Moving to Berlin
Berlin is funky and international. Rent is cheap here; the price tag is often a third of what accommodation would go for in Paris or London. As a result, the low cost of living in Berlin has beckoned to those that often thrive in the underbelly such as artists, designers, musicians, writers and performers.
Unemployment rates are high, however, the social pressure to work is low and tolerance has been taken to a new limit – in fact, locals are known to be less open-minded than they are outright experimental. Suits are relatively rare on the city's wide avenues and job opportunities for expats in the formal sector are few and far between. But still, the city acts as a centre stage for residents with an entrepreneurial edge.
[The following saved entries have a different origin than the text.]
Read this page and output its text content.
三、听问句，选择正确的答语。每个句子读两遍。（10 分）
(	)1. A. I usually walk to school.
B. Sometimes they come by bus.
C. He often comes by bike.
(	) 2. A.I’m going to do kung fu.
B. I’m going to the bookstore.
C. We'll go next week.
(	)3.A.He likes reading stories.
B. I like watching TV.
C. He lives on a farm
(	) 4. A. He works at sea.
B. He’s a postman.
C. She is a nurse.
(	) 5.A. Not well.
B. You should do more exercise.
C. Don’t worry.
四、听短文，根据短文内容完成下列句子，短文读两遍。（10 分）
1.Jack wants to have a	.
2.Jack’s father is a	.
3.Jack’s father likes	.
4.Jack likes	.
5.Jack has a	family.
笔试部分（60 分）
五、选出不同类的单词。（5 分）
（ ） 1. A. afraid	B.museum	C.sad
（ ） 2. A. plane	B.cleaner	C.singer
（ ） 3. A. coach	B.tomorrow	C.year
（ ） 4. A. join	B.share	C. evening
Furthermore, a tradition of intellectual freedom and a policy of loose liquor laws that only require bars to close once the last patron has had the last of their alcohol has created a throng of hip cafés, restaurants, bars and clubs that cater to every want and whim. Not to mention, because of the city's long division there seems to be more of everything, from train stations to zoos and art studios.
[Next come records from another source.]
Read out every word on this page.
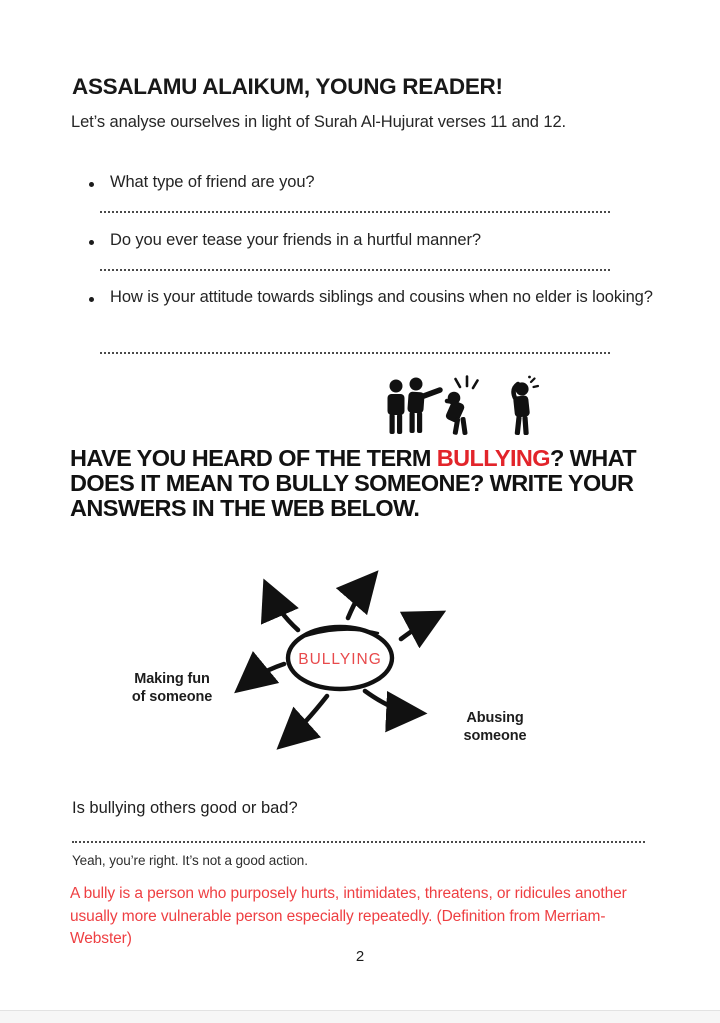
ASSALAMU ALAIKUM, YOUNG READER!

Let’s analyse ourselves in light of Surah Al-Hujurat verses 11 and 12.

What type of friend are you?

Do you ever tease your friends in a hurtful manner?

How is your attitude towards siblings and cousins when no elder is looking?

HAVE YOU HEARD OF THE TERM BULLYING? WHAT DOES IT MEAN TO BULLY SOMEONE? WRITE YOUR ANSWERS IN THE WEB BELOW.

BULLYING
Making fun
of someone
Abusing
someone

Is bullying others good or bad?

Yeah, you’re right. It’s not a good action.

A bully is a person who purposely hurts, intimidates, threatens, or ridicules another usually more vulnerable person especially repeatedly. (Definition from Merriam-Webster)

2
Berlin also benefits from civic services that are commonplace to any major metropolis in Western Europe; including an easy and efficient public transportation system, effective healthcare and first-rate education opportunities, especially when it comes to higher learning.
Though many native Berliners are abandoning the city for greener pastures of employment, there continues to be a massive influx of internationals; and expats who move to Berlin can certainly look forward to a healthy community that is imparting its own character on the German capital.